Mutilation or cutting of the body sends the message to our loving maker that we hate or dislike our bodies, the gift he gave us, or that he made a mistake when he made us. In addition, direct sterilization rejects God’s gift of our fertility, separating openness to life from the full expression of marital love. Surgery done for health reasons or to enable someone to proper social interaction is good, but surgery or permanent tattoos for superficial vanity tends toward a cult of the body (see CCC 2289), telling God that he didn’t make us beautiful enough, needing to fix what God got wrong. We care for our bodies as a gift, appreciating everything the loving giver has given us, but let us never treat or allow others to treat our bodies as a god.

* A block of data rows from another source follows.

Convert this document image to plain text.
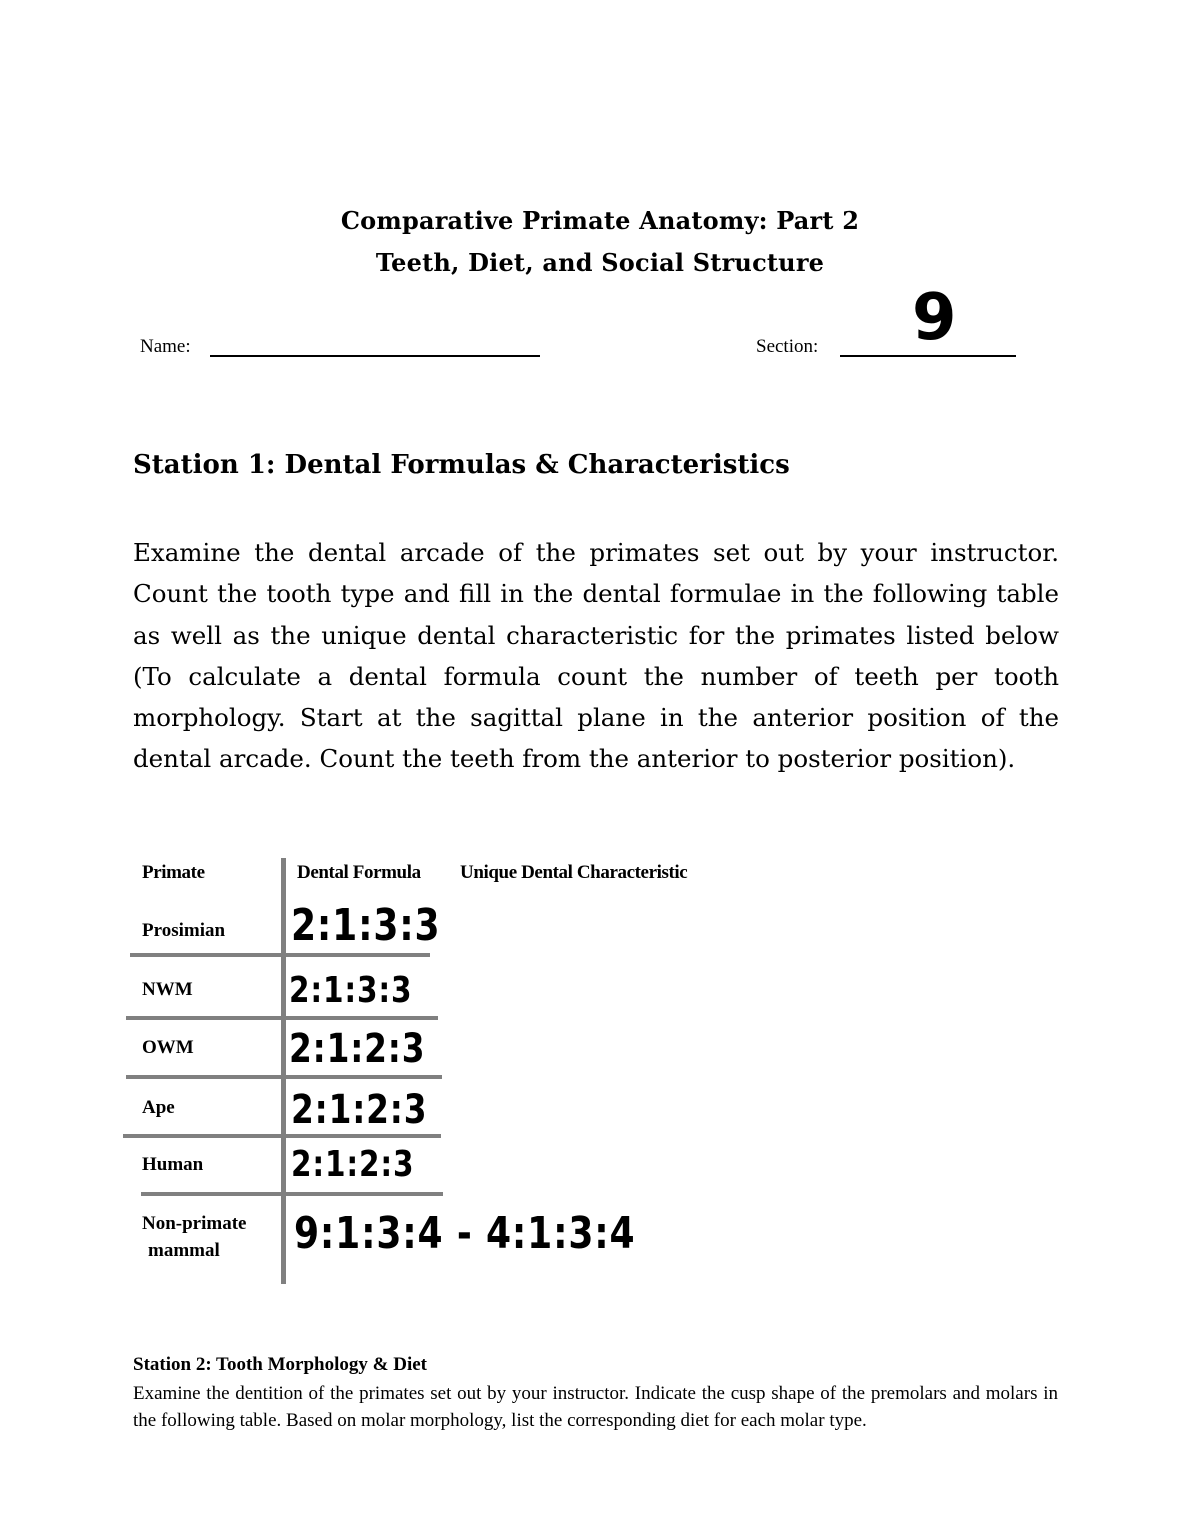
Comparative Primate Anatomy: Part 2
Teeth, Diet, and Social Structure
Name:	Section: 9
Station 1: Dental Formulas & Characteristics

Examine the dental arcade of the primates set out by your instructor. Count the tooth type and fill in the dental formulae in the following table as well as the unique dental characteristic for the primates listed below (To calculate a dental formula count the number of teeth per tooth morphology. Start at the sagittal plane in the anterior position of the dental arcade. Count the teeth from the anterior to posterior position).

Primate	Dental Formula Unique Dental Characteristic
Prosimian 2:1:3:3
NWM	2:1:3:3
OWM 2:1:2:3
Ape	2:1:2:3
Human 2:1:2:3
Non-primate
mammal 9:1:3:4 - 4:1:3:4
Station 2: Tooth Morphology & Diet

Examine the dentition of the primates set out by your instructor. Indicate the cusp shape of the premolars and molars in the following table. Based on molar morphology, list the corresponding diet for each molar type.
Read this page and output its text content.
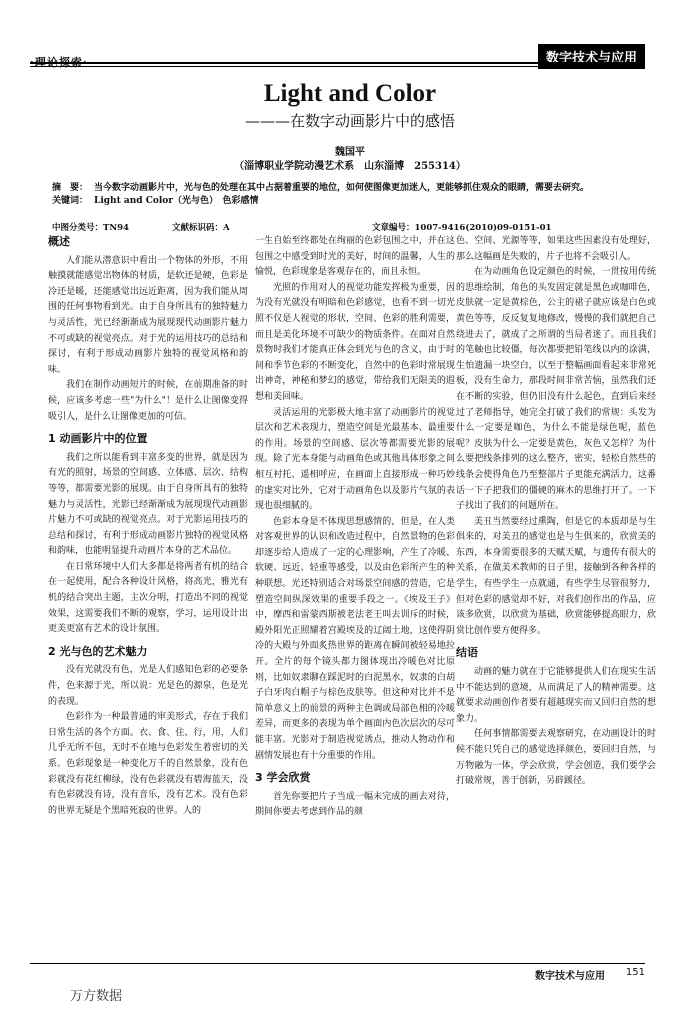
·理论探索·	数字技术与应用
Light and Color
———在数字动画影片中的感悟
魏国平
（淄博职业学院动漫艺术系　山东淄博　255314）
摘　要： 当今数字动画影片中，光与色的处理在其中占据着重要的地位，如何使图像更加迷人，更能够抓住观众的眼睛，需要去研究。
关键词： Light and Color（光与色）　色彩感情
中图分类号：TN94	文献标识码：A	文章编号：1007-9416(2010)09-0151-01
概述

人们能从潜意识中看出一个物体的外形，不用触摸就能感觉出物体的材质，是软还是硬，色彩是冷还是暖，还能感觉出远近距离，因为我们能从周围的任何事物看到光。由于自身所具有的独特魅力与灵活性，光已经渐渐成为展现现代动画影片魅力不可或缺的视觉亮点。对于光的运用技巧的总结和探讨，有利于形成动画影片独特的视觉风格和韵味。

我们在制作动画短片的时候，在前期准备的时候，应该多考虑一些"为什么"！是什么让图像变得吸引人，是什么让图像更加的可信。

1 动画影片中的位置

我们之所以能看到丰富多变的世界，就是因为有光的照射，场景的空间感、立体感、层次、结构等等，都需要光影的展现。由于自身所具有的独特魅力与灵活性，光影已经渐渐成为展现现代动画影片魅力不可或缺的视觉亮点。对于光影运用技巧的总结和探讨，有利于形成动画影片独特的视觉风格和韵味，也能明显提升动画片本身的艺术品位。

在日常环境中人们大多都是将两者有机的结合在一起使用，配合各种设计风格，将高光，雅光有机的结合突出主题，主次分明，打造出不同的视觉效果，这需要我们不断的观察，学习，运用设计出更美更富有艺术的设计氛围。

2 光与色的艺术魅力

没有光就没有色，光是人们感知色彩的必要条件，色来源于光，所以说：光是色的源泉，色是光的表现。

色彩作为一种最普通的审美形式，存在于我们日常生活的各个方面。衣、食、住、行，用，人们几乎无所不包，无时不在地与色彩发生着密切的关系。色彩现象是一种变化万千的自然景象，没有色彩就没有花红柳绿，没有色彩就没有碧海蓝天，没有色彩就没有诗，没有音乐，没有艺术。没有色彩的世界无疑是个黑暗死寂的世界。人的

一生自始至终都处在绚丽的色彩包围之中，并在这包围之中感受到时光的美好，时间的温馨，人生的愉悦，色彩现象是客观存在的，而且永恒。

光照的作用对人的视觉功能发挥极为重要，因为没有光就没有明暗和色彩感觉，也看不到一切光照不仅是人视觉的形状，空间、色彩的胜利需要，而且是美化环境不可缺少的物质条件。在面对自然景物时我们才能真正体会到光与色的含义，由于时间和季节色彩的不断变化，自然中的色彩时常展现出神奇，神秘和梦幻的感觉，带给我们无限美的遐想和美回味。

灵活运用的光影极大地丰富了动画影片的视觉层次和艺术表现力，塑造空间是光最基本、最重要的作用。场景的空间感、层次等都需要光影的展现。除了光本身能与动画角色或其他具体形象之间相互衬托、遥相呼应，在画面上直接形成一种巧妙的虚实对比外，它对于动画角色以及影片气氛的表现也很细腻的。

色彩本身是不体现思想感情的，但是，在人类对客观世界的认识和改造过程中，自然景物的色彩却逐步给人造成了一定的心理影响，产生了冷暖、软硬、远近、轻重等感受，以及由色彩所产生的种种联想。光还特别适合对场景空间感的营造，它是塑造空间纵深效果的重要手段之一。《埃及王子》中，摩西和雷蒙西斯被老法老王叫去训斥的时候，殿外阳光正照耀着宫殿埃及的辽阔土地，这使得阴冷的大殿与外面炙热世界的距离在瞬间被轻易地拉开。全片的每个镜头都力图体现出冷暖色对比原则，比如奴隶聊在踩泥时的白泥黑水，奴隶的白胡子白牙肉白帽子与棕色皮肤等。但这种对比并不是简单意义上的前景的两种主色调或局部色相的冷暖差异，而更多的表现为单个画面内色次层次的尽可能丰富。光影对于制造视觉诱点，推动人物动作和剧情发展也有十分重要的作用。

3 学会欣赏

首先你要把片子当成一幅未完成的画去对待，期间你要去考虑到作品的颜

色、空间、光源等等，如果这些因素没有处理好，那么这幅画是失败的，片子也将不会吸引人。

在为动画角色设定颜色的时候，一贯按用传统的思维绘制，角色的头发固定就是黑色或咖啡色，皮肤就一定是黄棕色，公主的裙子就应该是白色或黄色等等，反反复复地修改，慢慢的我们就把自己绕进去了，就成了之所谓的当局者迷了。而且我们的笔触也比较僵，每次都要把铅笔线以内的涂满，生怕遗漏一块空白，以至于整幅画面看起来非常死板，没有生命力，那段时间非常苦恼，虽然我们还在不断的实验，但仍旧没有什么起色，直到后来经过了老师指导，她完全打破了我们的常规：头发为什么一定要是咖色，为什么不能是绿色呢，蓝色呢？皮肤为什么一定要是黄色，灰色又怎样？为什么要把线条排列的这么整齐，密实，轻松自然些的线条会使得角色乃至整部片子更能充满活力，这番话一下子把我们的僵硬的麻木的思维打开了。一下子找出了我们的问题所在。

美丑当然要经过熏陶，但是它的本质却是与生俱来的，对美丑的感觉也是与生俱来的，欣赏美的东西，本身需要很多的天赋天赋，与遗传有很大的关系，在做美术教师的日子里，接触到各种各样的学生，有些学生一点就通，有些学生尽管很努力，但对色彩的感觉却不好，对我们创作出的作品，应该多欣赏，以欣赏为基础，欣赏能够提高眼力，欣赏比创作要方便得多。

结语

动画的魅力就在于它能够提供人们在现实生活中不能达到的意境，从而满足了人的精神需要。这就要求动画创作者要有超越现实而又回归自然的想象力。

任何事情都需要去观察研究，在动画设计的时候不能只凭自己的感觉选择颜色，要回归自然，与万物融为一体，学会欣赏，学会创造，我们要学会打破常规，善于创新，另辟蹊径。

数字技术与应用 151
万方数据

In similar fashion, engaging in reckless activities and sports that senselessly risks a loss of life or serious injury also sends a message that we may value the thrill or the glory more than we do the divine giver of the gift of our body. Recognizing that all human life is a gift from God moves us to be concerned for the physical well-being of everyone, promoting proper living conditions, food, clothing, housing, health care, education, and employment (see CCC 2288).

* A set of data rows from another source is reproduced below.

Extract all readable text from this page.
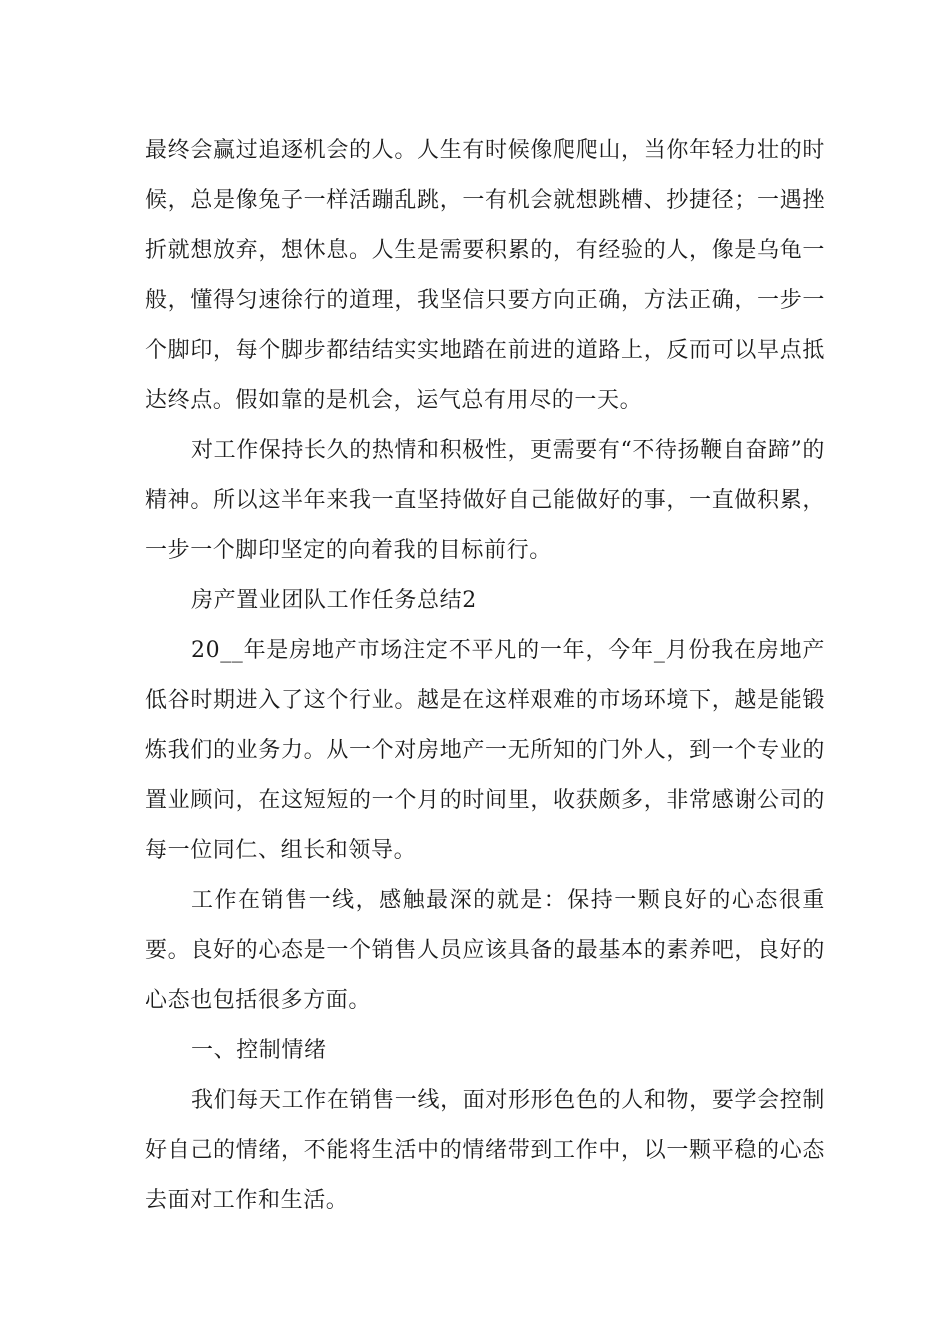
最终会赢过追逐机会的人。人生有时候像爬爬山，当你年轻力壮的时候，总是像兔子一样活蹦乱跳，一有机会就想跳槽、抄捷径；一遇挫折就想放弃，想休息。人生是需要积累的，有经验的人，像是乌龟一般，懂得匀速徐行的道理，我坚信只要方向正确，方法正确，一步一个脚印，每个脚步都结结实实地踏在前进的道路上，反而可以早点抵达终点。假如靠的是机会，运气总有用尽的一天。

对工作保持长久的热情和积极性，更需要有“不待扬鞭自奋蹄”的精神。所以这半年来我一直坚持做好自己能做好的事，一直做积累，一步一个脚印坚定的向着我的目标前行。

房产置业团队工作任务总结2

20__年是房地产市场注定不平凡的一年，今年_月份我在房地产低谷时期进入了这个行业。越是在这样艰难的市场环境下，越是能锻炼我们的业务力。从一个对房地产一无所知的门外人，到一个专业的置业顾问，在这短短的一个月的时间里，收获颇多，非常感谢公司的每一位同仁、组长和领导。

工作在销售一线，感触最深的就是：保持一颗良好的心态很重要。良好的心态是一个销售人员应该具备的最基本的素养吧，良好的心态也包括很多方面。

一、控制情绪

我们每天工作在销售一线，面对形形色色的人和物，要学会控制好自己的情绪，不能将生活中的情绪带到工作中，以一颗平稳的心态去面对工作和生活。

Scientific research is part of man’s dominion over creation in the service of man. This research must always respect the person, the meaning of our existence, and true human progress (see CCC 2292-95). Essential to respecting the person is his consent to any research or medical procedure. This is why experimentation on babies and human embryos goes against their dignity as human beings as they have no possibility of consent. Also experimentation must not put human beings at extreme or disproportionate risks of physical or psychological dangers.

The Catholic Church recognizes that donating blood and organs (if it doesn’t cause excessive health risks) can be an act of charity. Yet we must never donate an organ if removing that organ is the direct cause of our death, such as donating our heart when it is still beating and/or we are still breathing.

Human life and bodily health are not absolutes but are gifts to allow us to carry out our life’s mission. Ultimately, God is calling us to eternal life in heaven and we must be ready to leave this life in order to go to the Lord.

The dying should be given attention and care to help them live their last moments in dignity and peace. They will be helped by the prayer of their relatives, who must see to it that the sick receive at the proper time the sacraments that prepare them to meet the living God (CCC 2299).

Respect of the body leads to one of the corporal works of mercy, burying the dead:

The bodies of the dead must be treated with respect and charity, in faith and hope of the Resurrection. The burial of the dead is a corporal work of mercy; it honors the children of God, who are temples of the Holy Spirit (CCC 2300).

Autopsies and donating our corpse for medical research and education are also allowed, as long as provisions are made for the body to be buried with due respects after this purpose is finished. “The Church permits cremation, provided that it does not demonstrate a denial of faith in the resurrection of the body” (CCC 2301).